Ao todo foram quase dois anos de estágio na Delegacia do Distrito Federal, encerrado no último dezembro, quando Claudiana concluiu a licenciatura – o bacharelado foi concluído em março de 2021 – e deu entrada em seu registro profissional. Ato contínuo, a agora bióloga está há dois meses como TRT da JML, empresa de controle de vetores e pragas de Luziânia (GO), sua cidade natal. “Meu trabalho é mais voltado ao controle de qualidade, estudando hábitos e ciclos de vida das pragas para identificar as melhores formas de combatê-las”, explica. “Com a prática na profissão, tenho aprendido sobre os domissanitários que são utilizados, entendendo um pouco mais sobre a utilização de cada um.

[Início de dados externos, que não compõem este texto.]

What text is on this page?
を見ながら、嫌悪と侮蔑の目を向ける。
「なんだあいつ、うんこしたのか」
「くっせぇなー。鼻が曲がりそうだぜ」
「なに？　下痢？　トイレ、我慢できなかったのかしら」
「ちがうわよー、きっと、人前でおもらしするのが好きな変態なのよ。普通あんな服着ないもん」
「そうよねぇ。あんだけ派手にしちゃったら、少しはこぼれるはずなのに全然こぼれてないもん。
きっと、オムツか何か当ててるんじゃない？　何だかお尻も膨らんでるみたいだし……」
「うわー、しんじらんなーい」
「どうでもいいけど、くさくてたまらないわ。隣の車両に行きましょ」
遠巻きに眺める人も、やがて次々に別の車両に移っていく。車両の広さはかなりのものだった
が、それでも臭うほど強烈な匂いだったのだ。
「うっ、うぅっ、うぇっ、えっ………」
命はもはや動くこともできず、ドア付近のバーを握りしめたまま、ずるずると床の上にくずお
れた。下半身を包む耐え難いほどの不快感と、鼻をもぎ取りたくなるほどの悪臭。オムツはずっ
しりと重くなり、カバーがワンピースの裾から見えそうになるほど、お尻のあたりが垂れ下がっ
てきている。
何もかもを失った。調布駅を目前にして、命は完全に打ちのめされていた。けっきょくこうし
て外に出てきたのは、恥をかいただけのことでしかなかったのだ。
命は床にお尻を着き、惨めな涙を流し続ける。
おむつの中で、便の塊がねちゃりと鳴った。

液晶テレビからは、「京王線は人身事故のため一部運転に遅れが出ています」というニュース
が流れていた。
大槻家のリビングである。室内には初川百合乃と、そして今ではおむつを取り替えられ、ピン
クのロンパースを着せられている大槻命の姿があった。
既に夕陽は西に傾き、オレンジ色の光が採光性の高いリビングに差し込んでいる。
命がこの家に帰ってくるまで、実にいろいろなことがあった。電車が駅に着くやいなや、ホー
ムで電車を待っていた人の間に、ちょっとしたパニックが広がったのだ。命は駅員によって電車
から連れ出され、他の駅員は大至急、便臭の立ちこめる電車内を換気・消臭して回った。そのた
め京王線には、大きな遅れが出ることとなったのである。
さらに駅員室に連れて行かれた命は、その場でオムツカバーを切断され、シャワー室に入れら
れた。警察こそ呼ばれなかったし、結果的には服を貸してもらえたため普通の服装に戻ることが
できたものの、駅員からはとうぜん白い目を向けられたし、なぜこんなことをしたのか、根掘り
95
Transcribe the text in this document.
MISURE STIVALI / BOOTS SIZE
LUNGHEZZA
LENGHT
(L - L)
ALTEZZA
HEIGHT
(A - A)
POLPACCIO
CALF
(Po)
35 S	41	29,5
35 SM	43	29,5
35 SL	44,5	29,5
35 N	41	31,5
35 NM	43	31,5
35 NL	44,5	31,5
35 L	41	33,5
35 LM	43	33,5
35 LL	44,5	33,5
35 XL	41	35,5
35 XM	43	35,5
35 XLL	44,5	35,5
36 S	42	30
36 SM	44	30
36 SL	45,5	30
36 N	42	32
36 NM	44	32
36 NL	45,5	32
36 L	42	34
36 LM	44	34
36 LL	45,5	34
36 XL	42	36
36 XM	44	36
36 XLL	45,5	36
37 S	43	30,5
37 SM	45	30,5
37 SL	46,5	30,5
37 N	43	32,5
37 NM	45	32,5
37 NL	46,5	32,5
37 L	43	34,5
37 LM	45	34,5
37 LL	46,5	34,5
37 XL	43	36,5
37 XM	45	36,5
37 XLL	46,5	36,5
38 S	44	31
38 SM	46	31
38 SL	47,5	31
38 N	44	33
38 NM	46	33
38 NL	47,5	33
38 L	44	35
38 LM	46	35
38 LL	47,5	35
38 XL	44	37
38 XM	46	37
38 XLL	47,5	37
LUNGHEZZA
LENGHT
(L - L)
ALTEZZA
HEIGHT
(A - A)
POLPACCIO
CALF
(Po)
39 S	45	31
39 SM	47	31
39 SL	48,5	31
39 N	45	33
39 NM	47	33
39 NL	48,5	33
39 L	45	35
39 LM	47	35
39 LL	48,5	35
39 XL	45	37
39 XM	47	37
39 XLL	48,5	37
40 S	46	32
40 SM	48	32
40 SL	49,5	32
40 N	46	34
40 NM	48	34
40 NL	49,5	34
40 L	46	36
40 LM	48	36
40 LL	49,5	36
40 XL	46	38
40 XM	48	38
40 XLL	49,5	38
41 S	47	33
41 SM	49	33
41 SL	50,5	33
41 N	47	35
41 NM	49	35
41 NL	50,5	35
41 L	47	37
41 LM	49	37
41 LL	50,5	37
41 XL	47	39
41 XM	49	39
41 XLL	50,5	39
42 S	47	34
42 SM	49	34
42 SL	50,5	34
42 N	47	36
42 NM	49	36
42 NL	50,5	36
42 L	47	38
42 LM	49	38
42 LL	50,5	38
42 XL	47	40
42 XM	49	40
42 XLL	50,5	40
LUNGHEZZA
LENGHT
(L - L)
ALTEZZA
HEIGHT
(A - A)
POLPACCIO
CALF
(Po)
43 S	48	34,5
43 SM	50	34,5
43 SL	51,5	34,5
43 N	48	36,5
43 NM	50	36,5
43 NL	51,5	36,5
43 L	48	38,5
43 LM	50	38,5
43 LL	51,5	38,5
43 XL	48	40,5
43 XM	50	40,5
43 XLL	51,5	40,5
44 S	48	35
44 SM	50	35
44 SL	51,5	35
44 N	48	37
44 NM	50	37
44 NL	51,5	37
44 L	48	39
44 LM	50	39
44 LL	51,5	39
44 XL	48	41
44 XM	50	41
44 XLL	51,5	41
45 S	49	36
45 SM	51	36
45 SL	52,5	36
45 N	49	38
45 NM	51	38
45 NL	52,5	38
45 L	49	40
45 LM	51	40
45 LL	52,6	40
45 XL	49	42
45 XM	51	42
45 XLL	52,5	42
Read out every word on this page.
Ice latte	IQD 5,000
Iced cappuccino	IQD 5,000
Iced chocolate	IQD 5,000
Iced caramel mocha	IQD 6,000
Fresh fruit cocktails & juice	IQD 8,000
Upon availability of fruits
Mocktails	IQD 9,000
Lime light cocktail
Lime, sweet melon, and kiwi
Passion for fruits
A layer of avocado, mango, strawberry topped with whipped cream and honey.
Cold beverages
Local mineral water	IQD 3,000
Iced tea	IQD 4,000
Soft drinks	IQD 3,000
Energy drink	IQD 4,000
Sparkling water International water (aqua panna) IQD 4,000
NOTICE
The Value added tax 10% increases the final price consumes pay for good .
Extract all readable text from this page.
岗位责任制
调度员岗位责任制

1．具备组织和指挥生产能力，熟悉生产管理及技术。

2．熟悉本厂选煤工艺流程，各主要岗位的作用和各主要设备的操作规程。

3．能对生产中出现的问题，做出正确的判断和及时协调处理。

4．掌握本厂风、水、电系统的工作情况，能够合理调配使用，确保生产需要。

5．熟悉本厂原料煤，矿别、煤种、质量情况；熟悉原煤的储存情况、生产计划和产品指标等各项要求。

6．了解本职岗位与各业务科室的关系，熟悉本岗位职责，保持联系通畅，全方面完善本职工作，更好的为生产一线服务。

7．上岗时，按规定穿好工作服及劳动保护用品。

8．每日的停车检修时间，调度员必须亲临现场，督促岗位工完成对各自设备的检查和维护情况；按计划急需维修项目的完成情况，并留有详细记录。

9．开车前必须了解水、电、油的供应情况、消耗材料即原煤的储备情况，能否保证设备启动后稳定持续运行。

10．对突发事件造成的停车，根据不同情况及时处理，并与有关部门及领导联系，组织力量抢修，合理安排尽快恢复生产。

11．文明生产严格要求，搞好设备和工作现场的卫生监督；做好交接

Além dessas questões, também atuo ministrando cursos aos funcionários, explicando sobre a correta utilização desses produtos, além das questões de uso dos EPIs.”

Falando com a experiência de alguém que fez parte da estrutura administrativa do Sistema CFBio/CRBios e agora relaciona-se com o CRBio-04 como bióloga atuante no mercado de trabalho, Claudiana conclui ressaltando a importância do Conselho: “considero o registro imprescindível, inclusive para um respaldo legal de nossa atuação. Com o registro ativo, temos um órgão a quem recorrer em eventuais problemas ou dificuldades”.